XP did not do well but Vista is doing much worse. The rejection seems to be universal. The same low percentage (12%) of business and home users say they want an "upgrade". M$'s power to push upgrades is over and with that goes the whole vendor manipulation monopoly.
Friends don't help friends install M$ junk.
Many businesses kept Windows 2000 well after XP came out.
Why? One, it was the "unknown" as in "we don't know what bugs are lurking around the corner."
Two, it isn't trivial to convert an enterprise. Training costs alone are substantial, not to mention the other costs of rolling out a new OS.
In order to defeat XP in the business marketplace, Vista has to be not "just as good as" but actually "better than" XP.
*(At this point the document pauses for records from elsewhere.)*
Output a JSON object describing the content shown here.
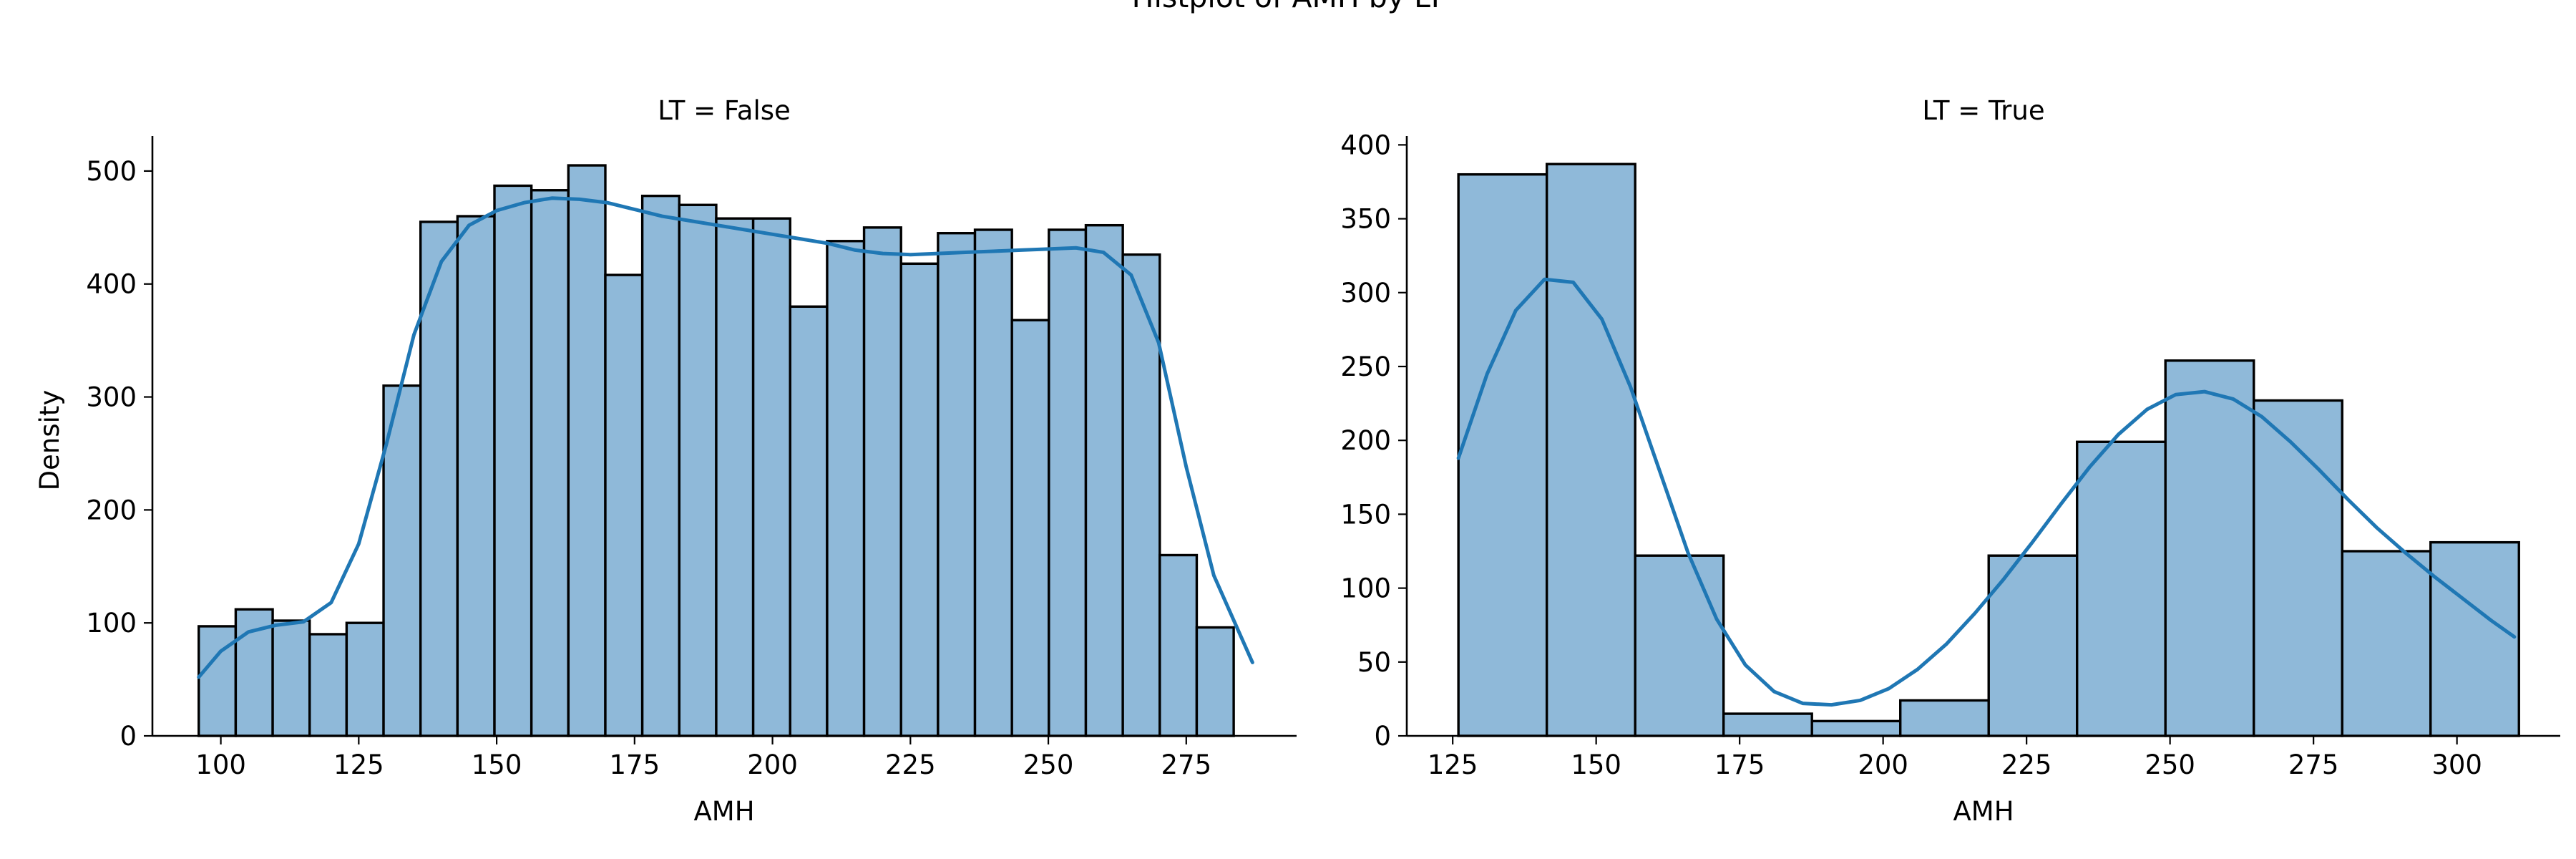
{
  "figure_title": "Histplot of AMH by LT",
  "colors": {
    "bar_fill": "#8fb9d9",
    "bar_edge": "#000000",
    "kde_line": "#1f77b4"
  },
  "chart_data": [
    {
      "type": "bar",
      "title": "LT = False",
      "xlabel": "AMH",
      "ylabel": "Density",
      "xlim": [
        87.6,
        295
      ],
      "ylim": [
        0,
        531
      ],
      "xticks": [
        100,
        125,
        150,
        175,
        200,
        225,
        250,
        275
      ],
      "yticks": [
        0,
        100,
        200,
        300,
        400,
        500
      ],
      "bin_start": 96,
      "bin_width": 6.7,
      "values": [
        97,
        112,
        102,
        90,
        100,
        310,
        455,
        460,
        487,
        483,
        505,
        408,
        478,
        470,
        458,
        458,
        380,
        438,
        450,
        418,
        445,
        448,
        368,
        448,
        452,
        426,
        160,
        96
      ],
      "kde": {
        "x": [
          96,
          100,
          105,
          110,
          115,
          120,
          125,
          130,
          135,
          140,
          145,
          150,
          155,
          160,
          165,
          170,
          175,
          180,
          185,
          190,
          195,
          200,
          205,
          210,
          215,
          220,
          225,
          230,
          235,
          240,
          245,
          250,
          255,
          260,
          265,
          270,
          275,
          280,
          287
        ],
        "y": [
          52,
          75,
          92,
          98,
          101,
          118,
          170,
          258,
          355,
          420,
          452,
          465,
          472,
          476,
          475,
          472,
          466,
          460,
          456,
          452,
          448,
          444,
          440,
          436,
          430,
          427,
          426,
          427,
          428,
          429,
          430,
          431,
          432,
          428,
          408,
          348,
          238,
          142,
          65
        ]
      }
    },
    {
      "type": "bar",
      "title": "LT = True",
      "xlabel": "AMH",
      "ylabel": "",
      "xlim": [
        117,
        318
      ],
      "ylim": [
        0,
        406
      ],
      "xticks": [
        125,
        150,
        175,
        200,
        225,
        250,
        275,
        300
      ],
      "yticks": [
        0,
        50,
        100,
        150,
        200,
        250,
        300,
        350,
        400
      ],
      "bin_start": 126,
      "bin_width": 15.4,
      "values": [
        380,
        387,
        122,
        15,
        10,
        24,
        122,
        199,
        254,
        227,
        125,
        131
      ],
      "kde": {
        "x": [
          126,
          131,
          136,
          141,
          146,
          151,
          156,
          161,
          166,
          171,
          176,
          181,
          186,
          191,
          196,
          201,
          206,
          211,
          216,
          221,
          226,
          231,
          236,
          241,
          246,
          251,
          256,
          261,
          266,
          271,
          276,
          281,
          286,
          291,
          296,
          301,
          306,
          310
        ],
        "y": [
          188,
          245,
          288,
          309,
          307,
          282,
          236,
          180,
          124,
          79,
          48,
          30,
          22,
          21,
          24,
          32,
          45,
          62,
          83,
          106,
          131,
          157,
          182,
          204,
          221,
          231,
          233,
          228,
          216,
          199,
          180,
          160,
          141,
          124,
          108,
          93,
          78,
          67
        ]
      }
    }
  ]
}
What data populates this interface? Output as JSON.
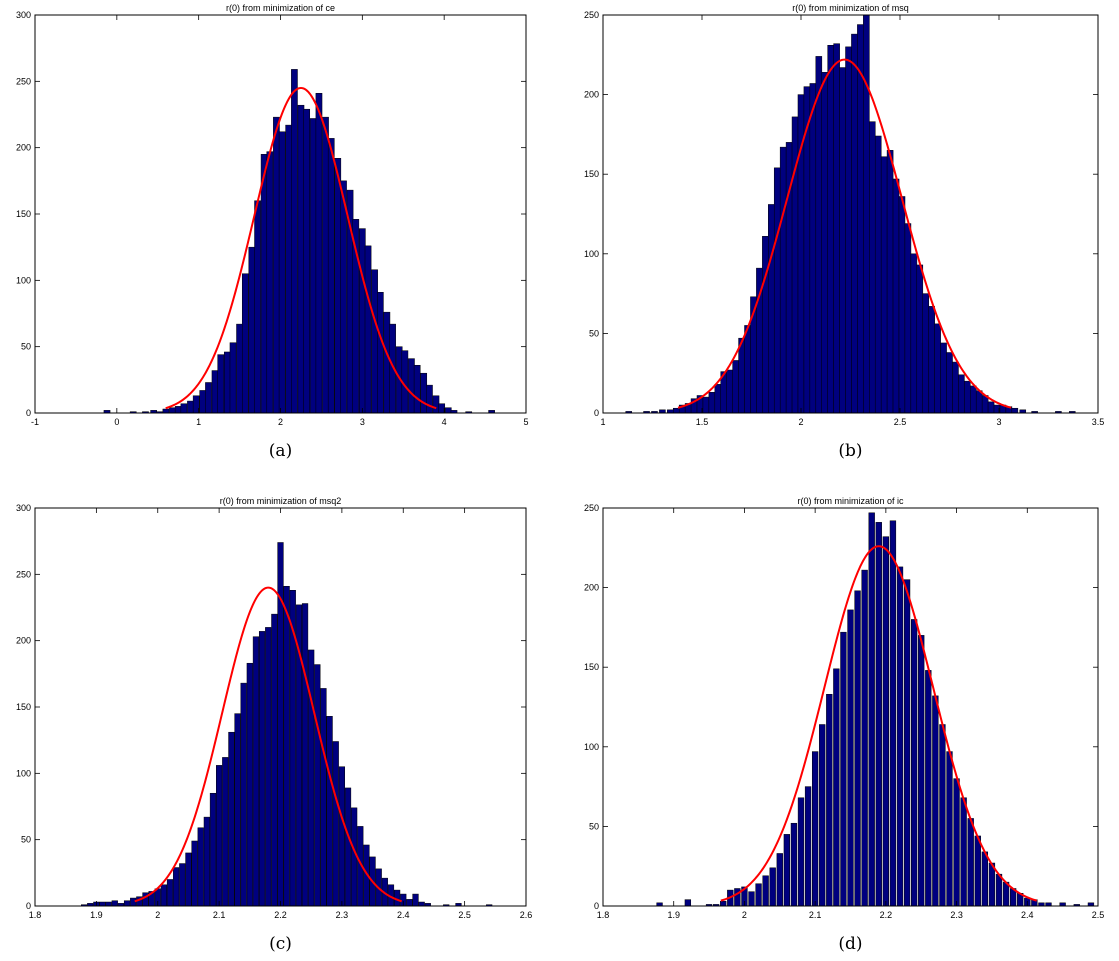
{
  "chart_data": [
    {
      "type": "bar",
      "title": "r(0) from minimization of ce",
      "caption": "(a)",
      "xlim": [
        -1,
        5
      ],
      "ylim": [
        0,
        300
      ],
      "xticks": [
        -1,
        0,
        1,
        2,
        3,
        4,
        5
      ],
      "yticks": [
        0,
        50,
        100,
        150,
        200,
        250,
        300
      ],
      "bin_width": 0.075,
      "bins": [
        [
          -0.12,
          2
        ],
        [
          0.2,
          1
        ],
        [
          0.35,
          1
        ],
        [
          0.45,
          2
        ],
        [
          0.52,
          1
        ],
        [
          0.6,
          3
        ],
        [
          0.68,
          4
        ],
        [
          0.75,
          5
        ],
        [
          0.82,
          7
        ],
        [
          0.9,
          9
        ],
        [
          0.97,
          13
        ],
        [
          1.05,
          17
        ],
        [
          1.12,
          23
        ],
        [
          1.2,
          32
        ],
        [
          1.27,
          44
        ],
        [
          1.35,
          46
        ],
        [
          1.42,
          53
        ],
        [
          1.5,
          67
        ],
        [
          1.57,
          105
        ],
        [
          1.65,
          125
        ],
        [
          1.72,
          160
        ],
        [
          1.8,
          195
        ],
        [
          1.87,
          197
        ],
        [
          1.95,
          223
        ],
        [
          2.02,
          212
        ],
        [
          2.1,
          217
        ],
        [
          2.17,
          259
        ],
        [
          2.25,
          232
        ],
        [
          2.32,
          229
        ],
        [
          2.4,
          222
        ],
        [
          2.47,
          241
        ],
        [
          2.55,
          223
        ],
        [
          2.62,
          207
        ],
        [
          2.7,
          192
        ],
        [
          2.77,
          175
        ],
        [
          2.85,
          168
        ],
        [
          2.92,
          146
        ],
        [
          3.0,
          139
        ],
        [
          3.07,
          126
        ],
        [
          3.15,
          108
        ],
        [
          3.22,
          91
        ],
        [
          3.3,
          76
        ],
        [
          3.37,
          67
        ],
        [
          3.45,
          50
        ],
        [
          3.52,
          47
        ],
        [
          3.6,
          41
        ],
        [
          3.67,
          36
        ],
        [
          3.75,
          30
        ],
        [
          3.82,
          21
        ],
        [
          3.9,
          13
        ],
        [
          3.97,
          7
        ],
        [
          4.05,
          4
        ],
        [
          4.12,
          2
        ],
        [
          4.3,
          1
        ],
        [
          4.58,
          2
        ]
      ],
      "fit": {
        "type": "normal",
        "peak": 245,
        "mean": 2.25,
        "sd": 0.57
      }
    },
    {
      "type": "bar",
      "title": "r(0) from minimization of msq",
      "caption": "(b)",
      "xlim": [
        1,
        3.5
      ],
      "ylim": [
        0,
        250
      ],
      "xticks": [
        1,
        1.5,
        2,
        2.5,
        3,
        3.5
      ],
      "yticks": [
        0,
        50,
        100,
        150,
        200,
        250
      ],
      "bin_width": 0.0305,
      "bins": [
        [
          1.13,
          1
        ],
        [
          1.22,
          1
        ],
        [
          1.26,
          1
        ],
        [
          1.3,
          2
        ],
        [
          1.34,
          2
        ],
        [
          1.37,
          3
        ],
        [
          1.4,
          5
        ],
        [
          1.43,
          6
        ],
        [
          1.46,
          9
        ],
        [
          1.49,
          11
        ],
        [
          1.52,
          10
        ],
        [
          1.55,
          13
        ],
        [
          1.58,
          18
        ],
        [
          1.61,
          26
        ],
        [
          1.64,
          27
        ],
        [
          1.67,
          33
        ],
        [
          1.7,
          47
        ],
        [
          1.73,
          55
        ],
        [
          1.76,
          73
        ],
        [
          1.79,
          91
        ],
        [
          1.82,
          111
        ],
        [
          1.85,
          131
        ],
        [
          1.88,
          154
        ],
        [
          1.91,
          167
        ],
        [
          1.94,
          170
        ],
        [
          1.97,
          186
        ],
        [
          2.0,
          200
        ],
        [
          2.03,
          205
        ],
        [
          2.06,
          207
        ],
        [
          2.09,
          224
        ],
        [
          2.12,
          214
        ],
        [
          2.15,
          231
        ],
        [
          2.18,
          232
        ],
        [
          2.21,
          217
        ],
        [
          2.24,
          230
        ],
        [
          2.27,
          238
        ],
        [
          2.3,
          244
        ],
        [
          2.33,
          250
        ],
        [
          2.36,
          183
        ],
        [
          2.39,
          174
        ],
        [
          2.42,
          161
        ],
        [
          2.45,
          165
        ],
        [
          2.48,
          147
        ],
        [
          2.51,
          136
        ],
        [
          2.54,
          119
        ],
        [
          2.57,
          100
        ],
        [
          2.6,
          93
        ],
        [
          2.63,
          75
        ],
        [
          2.66,
          67
        ],
        [
          2.69,
          56
        ],
        [
          2.72,
          44
        ],
        [
          2.75,
          38
        ],
        [
          2.78,
          32
        ],
        [
          2.81,
          24
        ],
        [
          2.84,
          20
        ],
        [
          2.87,
          17
        ],
        [
          2.9,
          14
        ],
        [
          2.93,
          11
        ],
        [
          2.96,
          7
        ],
        [
          2.99,
          5
        ],
        [
          3.02,
          5
        ],
        [
          3.05,
          4
        ],
        [
          3.08,
          3
        ],
        [
          3.12,
          2
        ],
        [
          3.18,
          1
        ],
        [
          3.3,
          1
        ],
        [
          3.37,
          1
        ]
      ],
      "fit": {
        "type": "normal",
        "peak": 222,
        "mean": 2.22,
        "sd": 0.29
      }
    },
    {
      "type": "bar",
      "title": "r(0) from minimization of msq2",
      "caption": "(c)",
      "xlim": [
        1.8,
        2.6
      ],
      "ylim": [
        0,
        300
      ],
      "xticks": [
        1.8,
        1.9,
        2,
        2.1,
        2.2,
        2.3,
        2.4,
        2.5,
        2.6
      ],
      "yticks": [
        0,
        50,
        100,
        150,
        200,
        250,
        300
      ],
      "bin_width": 0.0093,
      "bins": [
        [
          1.88,
          1
        ],
        [
          1.89,
          2
        ],
        [
          1.9,
          3
        ],
        [
          1.91,
          3
        ],
        [
          1.92,
          3
        ],
        [
          1.93,
          4
        ],
        [
          1.94,
          2
        ],
        [
          1.95,
          4
        ],
        [
          1.96,
          6
        ],
        [
          1.97,
          7
        ],
        [
          1.98,
          10
        ],
        [
          1.99,
          11
        ],
        [
          2.0,
          13
        ],
        [
          2.01,
          16
        ],
        [
          2.02,
          20
        ],
        [
          2.03,
          29
        ],
        [
          2.04,
          32
        ],
        [
          2.05,
          40
        ],
        [
          2.06,
          49
        ],
        [
          2.07,
          59
        ],
        [
          2.08,
          67
        ],
        [
          2.09,
          85
        ],
        [
          2.1,
          106
        ],
        [
          2.11,
          112
        ],
        [
          2.12,
          131
        ],
        [
          2.13,
          145
        ],
        [
          2.14,
          168
        ],
        [
          2.15,
          183
        ],
        [
          2.16,
          203
        ],
        [
          2.17,
          207
        ],
        [
          2.18,
          210
        ],
        [
          2.19,
          220
        ],
        [
          2.2,
          274
        ],
        [
          2.21,
          241
        ],
        [
          2.22,
          238
        ],
        [
          2.23,
          227
        ],
        [
          2.24,
          228
        ],
        [
          2.25,
          193
        ],
        [
          2.26,
          182
        ],
        [
          2.27,
          164
        ],
        [
          2.28,
          143
        ],
        [
          2.29,
          124
        ],
        [
          2.3,
          105
        ],
        [
          2.31,
          89
        ],
        [
          2.32,
          74
        ],
        [
          2.33,
          60
        ],
        [
          2.34,
          46
        ],
        [
          2.35,
          37
        ],
        [
          2.36,
          28
        ],
        [
          2.37,
          21
        ],
        [
          2.38,
          16
        ],
        [
          2.39,
          12
        ],
        [
          2.4,
          9
        ],
        [
          2.41,
          5
        ],
        [
          2.42,
          9
        ],
        [
          2.43,
          3
        ],
        [
          2.44,
          2
        ],
        [
          2.47,
          1
        ],
        [
          2.49,
          2
        ],
        [
          2.54,
          1
        ]
      ],
      "fit": {
        "type": "normal",
        "peak": 240,
        "mean": 2.18,
        "sd": 0.075
      }
    },
    {
      "type": "bar",
      "title": "r(0) from minimization of ic",
      "caption": "(d)",
      "xlim": [
        1.8,
        2.5
      ],
      "ylim": [
        0,
        250
      ],
      "xticks": [
        1.8,
        1.9,
        2,
        2.1,
        2.2,
        2.3,
        2.4,
        2.5
      ],
      "yticks": [
        0,
        50,
        100,
        150,
        200,
        250
      ],
      "bin_width": 0.0082,
      "bins": [
        [
          1.88,
          2
        ],
        [
          1.92,
          4
        ],
        [
          1.95,
          1
        ],
        [
          1.96,
          1
        ],
        [
          1.97,
          3
        ],
        [
          1.98,
          10
        ],
        [
          1.99,
          11
        ],
        [
          2.0,
          12
        ],
        [
          2.01,
          9
        ],
        [
          2.02,
          14
        ],
        [
          2.03,
          19
        ],
        [
          2.04,
          24
        ],
        [
          2.05,
          33
        ],
        [
          2.06,
          45
        ],
        [
          2.07,
          52
        ],
        [
          2.08,
          68
        ],
        [
          2.09,
          75
        ],
        [
          2.1,
          97
        ],
        [
          2.11,
          114
        ],
        [
          2.12,
          133
        ],
        [
          2.13,
          149
        ],
        [
          2.14,
          172
        ],
        [
          2.15,
          186
        ],
        [
          2.16,
          198
        ],
        [
          2.17,
          211
        ],
        [
          2.18,
          247
        ],
        [
          2.19,
          241
        ],
        [
          2.2,
          232
        ],
        [
          2.21,
          242
        ],
        [
          2.22,
          213
        ],
        [
          2.23,
          205
        ],
        [
          2.24,
          180
        ],
        [
          2.25,
          170
        ],
        [
          2.26,
          148
        ],
        [
          2.27,
          132
        ],
        [
          2.28,
          114
        ],
        [
          2.29,
          97
        ],
        [
          2.3,
          80
        ],
        [
          2.31,
          68
        ],
        [
          2.32,
          55
        ],
        [
          2.33,
          44
        ],
        [
          2.34,
          34
        ],
        [
          2.35,
          27
        ],
        [
          2.36,
          20
        ],
        [
          2.37,
          15
        ],
        [
          2.38,
          11
        ],
        [
          2.39,
          8
        ],
        [
          2.4,
          5
        ],
        [
          2.41,
          4
        ],
        [
          2.42,
          2
        ],
        [
          2.43,
          2
        ],
        [
          2.45,
          2
        ],
        [
          2.47,
          1
        ],
        [
          2.49,
          2
        ]
      ],
      "fit": {
        "type": "normal",
        "peak": 226,
        "mean": 2.19,
        "sd": 0.077
      }
    }
  ]
}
In some ways, Vista has clear advantages over XP:
* It has a longer shelf life. XP support will end sooner.
* It has certain security features not found in XP
* It has certain non-security features not found in XP
On the other hand, it has some distinct disadvantages:
* It presumably has more unknown security bugs than XP, although over time this will approach zero
And of course those things that are "different" which make it more costly than XP for established businesses:
* It has some different bugs than XP
* It has some different features than XP
* The look and feel is somewhat different than XP
I'm sure there are many other advantages, disadvantages, and differences of XP vs. Vista.
It is up to each customer to decide which version of Windows, if any, suits him best.
My personal opinion?
Defer ditching XP as long as possible, but plan on being XP-free well before support ends. "As long as possible" may be "we had to buy Vista the day it shipped" or "we'll stick with XP until the day before support expires" depending on your business needs.
Knowledge is how to play a game, intelligence is how to win, wisdom is knowing what game to play.